Gerade hatte man beschlossen, ihm den großen Brezel-Orden zu verleihen, da hörte man ein Gebimmel, und die beiden Mäuse zerrten die Glocken herbei. Gleich darauf kam auch die dritte Maus zurück und zog einen langen Strick hinter sich her. “Der genügt für beide”, meinte sie und zerbiss ihn in der Mitte. Der Mäuseälteste hatte die ganze Zeit über geschwiegen und düster vor sich hingestarrt. Er hatte in seinem Leben schon so viele böse Erfahrungen gemacht, dass er ein misstrauischer, verschlossener Tropf geworden war.

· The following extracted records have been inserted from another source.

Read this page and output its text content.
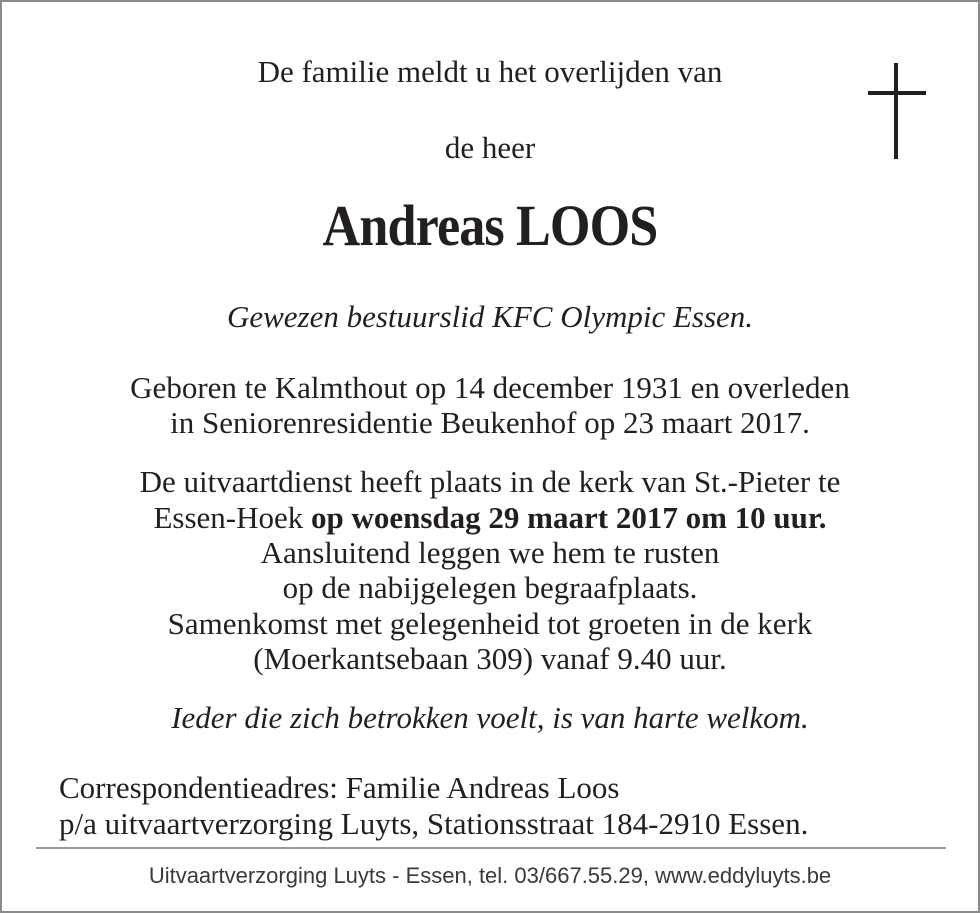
De familie meldt u het overlijden van
de heer
Andreas LOOS
Gewezen bestuurslid KFC Olympic Essen.
Geboren te Kalmthout op 14 december 1931 en overleden
in Seniorenresidentie Beukenhof op 23 maart 2017.
De uitvaartdienst heeft plaats in de kerk van St.-Pieter te
Essen-Hoek op woensdag 29 maart 2017 om 10 uur.
Aansluitend leggen we hem te rusten
op de nabijgelegen begraafplaats.
Samenkomst met gelegenheid tot groeten in de kerk
(Moerkantsebaan 309) vanaf 9.40 uur.
Ieder die zich betrokken voelt, is van harte welkom.
Correspondentieadres: Familie Andreas Loos
p/a uitvaartverzorging Luyts, Stationsstraat 184-2910 Essen.
Uitvaartverzorging Luyts - Essen, tel. 03/667.55.29, www.eddyluyts.be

“Klug ist unser kleiner Held«, raunzte er, »das ist nicht zu bezweifeln. Er ist der weiseste von uns allen und wird uns bestimmt jetzt noch verraten, wie er diese Warnsignale den beiden großen Jägern um den Hals bindet.”

“Wieso ich?” prustete der kleine Wicht aufgebracht. “Ich hatte bereits eine Idee. jetzt seid ihr an der Reihe. Strengt euch auch einmal an.“« Da erhob sich ein wildes Gezeter, und alle schrien durcheinander: “Ich habe ein Glöckchen besorgt!” – “Ich auch!” – “Ich habe den Strick gemopst.” – “Ich bin doch nicht lebensmüde!” – “Ich auch nicht.” – “Das ist zu gefährlich!” – “Viel zu gefährlich!”

Der kleine Prahlhans zog sich aber verlegen in seinen Schlupfwinkel zurück. »Passt auf, die Katzen!« rief auf einmal einer, und die Versammlung stob auseinander. “Leeres Gerede”, brummte der Mäuseälteste und zog ein Mäusekind am Schwanz in sein Nest, das in der Aufregung sein Loch nicht finden konnte und einer Katze fast in die Fänge gelaufen wäre, “was nützen die klügsten Worte, wenn man sie nicht in die Tat umsetzen kann.”